Als Jahre später der Krieg zwischen den Mächten ausbricht, finden die Freunde erneut zusammen um nicht nur ihre Freundin zu retten, sondern auch um dem Krieg ein Ende zu setzen.

Shinkai konstruiert einen hanebüchenen Plot von einer Parallelwelt, in der die beiden Helden nicht nur ihre Adoleszenz meistern, sondern auch noch gleich die Welt retten müssen. Unterlegt mit so mancher philosophischer Anspielung erlaubt das dem Film auf der Bildebene in Vorstellungswelten und Träume abzugleiten, das aus dem ohnehin schon äußerst beeindruckenden bildgewaltigen Werk ein variantes Kaleidoskop der Kreativität macht, welches aber in seiner Farbenfülle nicht immer stilsicher ist und leider allzuoft in kitschige Bilder abdriftet. Wie auch die Handlung nicht nur gewöhnungsbedürftig sondern auch pathetisch ohne Grenzen ist. Das ist harter Tobak, geizt Shinkai auch nicht mit Effekten, ebensowenig wie mit zuckersüßer Musik, die an Herzschmerz kaum zu überbieten ist. Natürlich muß man auch hier die Entwicklung der japanischen Jugendkultur miteinrechnen, also: die Zielgruppe. Welche sich von unserer ja in so einigen Belangen deutlich unterscheidet, so auch in den Rezeptionsgewohnheiten.

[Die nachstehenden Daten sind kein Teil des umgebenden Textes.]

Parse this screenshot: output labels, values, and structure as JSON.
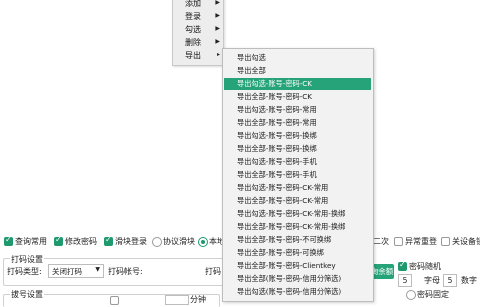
{
  "context_menu": {
    "items": [
      {
        "label": "添加"
      },
      {
        "label": "登录"
      },
      {
        "label": "勾选"
      },
      {
        "label": "删除"
      },
      {
        "label": "导出"
      }
    ]
  },
  "export_submenu": {
    "items": [
      {
        "label": "导出勾选"
      },
      {
        "label": "导出全部"
      },
      {
        "label": "导出勾选-账号-密码-CK"
      },
      {
        "label": "导出全部-账号-密码-CK"
      },
      {
        "label": "导出勾选-账号-密码-常用"
      },
      {
        "label": "导出全部-账号-密码-常用"
      },
      {
        "label": "导出勾选-账号-密码-换绑"
      },
      {
        "label": "导出全部-账号-密码-换绑"
      },
      {
        "label": "导出勾选-账号-密码-手机"
      },
      {
        "label": "导出全部-账号-密码-手机"
      },
      {
        "label": "导出勾选-账号-密码-CK-常用"
      },
      {
        "label": "导出全部-账号-密码-CK-常用"
      },
      {
        "label": "导出勾选-账号-密码-CK-常用-换绑"
      },
      {
        "label": "导出全部-账号-密码-CK-常用-换绑"
      },
      {
        "label": "导出全部-账号-密码-不可换绑"
      },
      {
        "label": "导出全部-账号-密码-可换绑"
      },
      {
        "label": "导出全部-账号-密码-Clientkey"
      },
      {
        "label": "导出全部(账号-密码-信用分筛选)"
      },
      {
        "label": "导出勾选(账号-密码-信用分筛选)"
      }
    ],
    "highlighted_index": 2
  },
  "options": {
    "query_common": "查询常用",
    "modify_password": "修改密码",
    "slider_login": "滑块登录",
    "protocol_slider": "协议滑块",
    "local_partial": "本地",
    "second": "二次",
    "abnormal_recheck": "异常重登",
    "close_device_partial": "关设备锁"
  },
  "coding": {
    "group_title": "打码设置",
    "type_label": "打码类型:",
    "type_value": "关闭打码",
    "account_label": "打码帐号:",
    "partial_label": "打码"
  },
  "password": {
    "random_label": "密码随机",
    "letters_count": "5",
    "letters_label": "字母",
    "digits_count": "5",
    "digits_label": "数字",
    "fixed_partial": "密码固定"
  },
  "query_balance_button": "询余额",
  "dial": {
    "group_title": "拔号设置",
    "unit_label": "分钟"
  },
  "colors": {
    "accent": "#27a37a",
    "menu_bg": "#f2f2f2",
    "highlight_text": "#ffffff"
  }
}
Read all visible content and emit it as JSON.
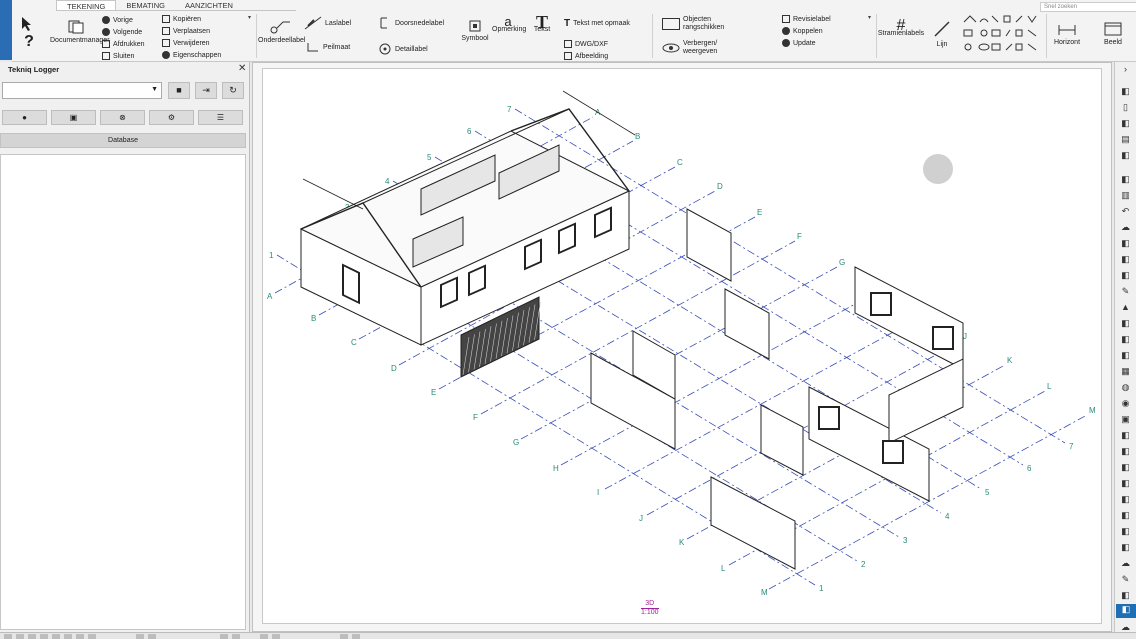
{
  "ribbon": {
    "tabs": [
      "TEKENING",
      "BEMATING",
      "AANZICHTEN"
    ],
    "search_placeholder": "Snel zoeken",
    "document_manager": "Documentmanager",
    "nav": {
      "prev": "Vorige",
      "next": "Volgende",
      "print": "Afdrukken",
      "close": "Sluiten"
    },
    "edit": {
      "copy": "Kopiëren",
      "move": "Verplaatsen",
      "delete": "Verwijderen",
      "props": "Eigenschappen"
    },
    "onderdeel_label": "Onderdeellabel",
    "laslabel": "Laslabel",
    "peilmaat": "Peilmaat",
    "doorsnede_label": "Doorsnedelabel",
    "detail_label": "Detaillabel",
    "symbool": "Symbool",
    "opmerking": "Opmerking",
    "tekst": "Tekst",
    "tekst_opmaak": "Tekst met opmaak",
    "dwg_dxf": "DWG/DXF",
    "afbeelding": "Afbeelding",
    "objecten": "Objecten rangschikken",
    "verbergen": "Verbergen/ weergeven",
    "revisie": "Revisielabel",
    "koppelen": "Koppelen",
    "update": "Update",
    "stramien": "Stramienlabels",
    "lijn": "Lijn",
    "horizont": "Horizont",
    "beeld": "Beeld"
  },
  "panel": {
    "title": "Tekniq Logger",
    "combo_value": "",
    "database_label": "Database"
  },
  "canvas": {
    "view_name": "3D",
    "scale": "1:100",
    "grid_letters": [
      "A",
      "B",
      "C",
      "D",
      "E",
      "F",
      "G",
      "H",
      "I",
      "J",
      "K",
      "L",
      "M"
    ],
    "grid_numbers": [
      "1",
      "2",
      "3",
      "4",
      "5",
      "6",
      "7"
    ]
  },
  "colors": {
    "grid_line": "#3a4fb8",
    "grid_label": "#2a8a7a",
    "view_label": "#a020a0",
    "accent": "#1e6fb4"
  }
}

Nun denn, ein bildgewaltiges Werk, das von traurigen Jugendlichen erzählt, unerfüllter Liebe und Verwicklungen in staatspolitischen Dimensionen vor dem Hintergrund einer alles okkupierenden Parallelwelt.

Lobend erwähnt sei die tolle Aufmachung der Rapid Eye Movies-DVD, die den Film im O-Ton mit guten UT bietet, aber auch mit einer exzellenten deutschen Synchronisation. Interviews mit den Verantwortlichen werden ebenso geboten wie ein Schmankerl vom Pons-Verlag, der noch einen kurzen Aufriß eines Sprachkurses dazupackt und an einigen wenigen Szenen des Films die Basics der japanischen Sprache erläutert. Eine rundum gelungene Veröffentlichung also.